When then 45-year-old Jeff Immelt was named CEO of General Electric (GE) in 2001, investors couldn’t help but wonder how he would measure up against the “Michael Jordan of American business execs,” his predecessor Jack Welch.
It’s hard to say for sure, but when it comes to numbers, investors think that Immelt has fallen short: Shares of GE have plunged nearly 30% since he took the helm, with the company shedding more than $150 billion in market cap since Immelt’s first day on the job on Sept. 7, 2001, according to Bloomberg data. Though GE’s stock jumped nearly 4% in trading Monday on the news that Immelt would step down effective Aug. 1, after some 16 years as CEO.

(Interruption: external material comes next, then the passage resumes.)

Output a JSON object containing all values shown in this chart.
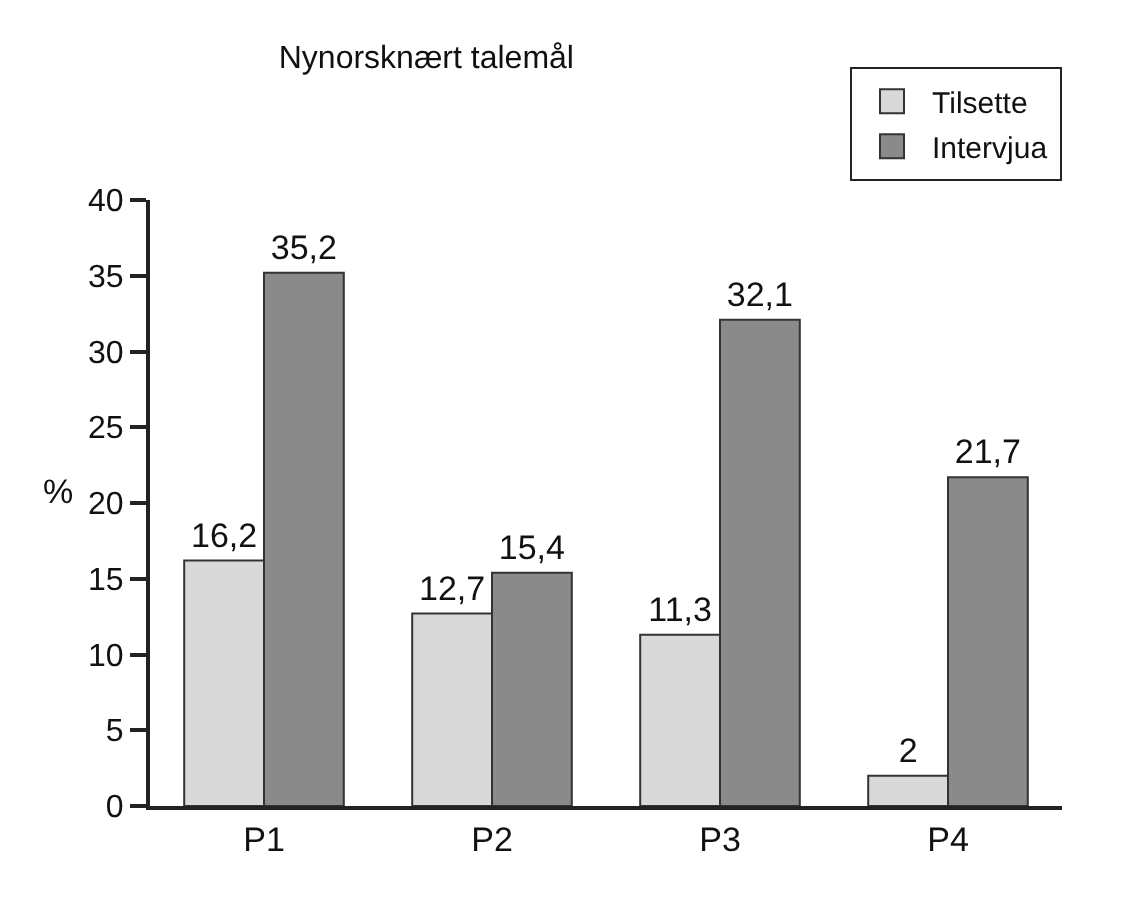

While a case can be made that Immelt steered GE some of its most difficult hours, with the Sept. 11 attacks and financial crisis both occurring during his tenure, it’s hard to ignore that while GE’s share fell in his 16 year term, the stock market as measured by the S&P 500 has risen nearly 124%. Similarly, GE’s cohorts on the S&P 500 Industrials Sector have risen 134% in the same period. In fact, GE’s stock has been the worst performing on the Dow since Immelt took over.
His performance, numbers wise, looks even more lackluster when compared to Welch, his predecessor who has been hailed as one of the best CEOs of his time. Like Immelt, Welch was 45 when he assumed the chief executive role in 1981. But unlike Immelt, Welch wasn’t following up an “epic” act. While that same year the company was considered the best-managed industrial company on the Fortune 500, GE was also expected to perform in-line with the economy and rarely above it. Welch defied those expectations.
The former CEO invested heavily in automation, in addition to slashing 100,000 jobs within his first five years. Over the course of his 20-year-run at the helm of the company, shares of GE jumped 2,790%, outperforming the S&P 500’s 710% upswing. And between the time when Welch took on the mantle of CEO and when he retired, GE’s market capitalization soared by $387 billion to $394 billion. On the Fortune 500, GE’s rank jumped from 10th in 1981 to fifth in 2001 after revenue rose 361% to $125.7 billion. (Today, GE is ranked 13th.)
Still, Welch’s dependence on the GE’s financial services company, GE Capital, eventually helped contribute to the company’s middling stock performance during Immelt’s tenure. GE Capital made up about 42% of the company’s revenue in 2008. Amid pressure from shareholders to pare down the business after it nearly took down GE during the financial crisis, GE Capital in 2016 represented about 8.8% of the company’s revenue.
In the year that Welch handed the reins over to Immelt, GE posted net income of $13.6 billion, or a margin of 10.9%. In 2016, GE’s profits had shrunk to $9.2 billion on profit margin of 7.7%.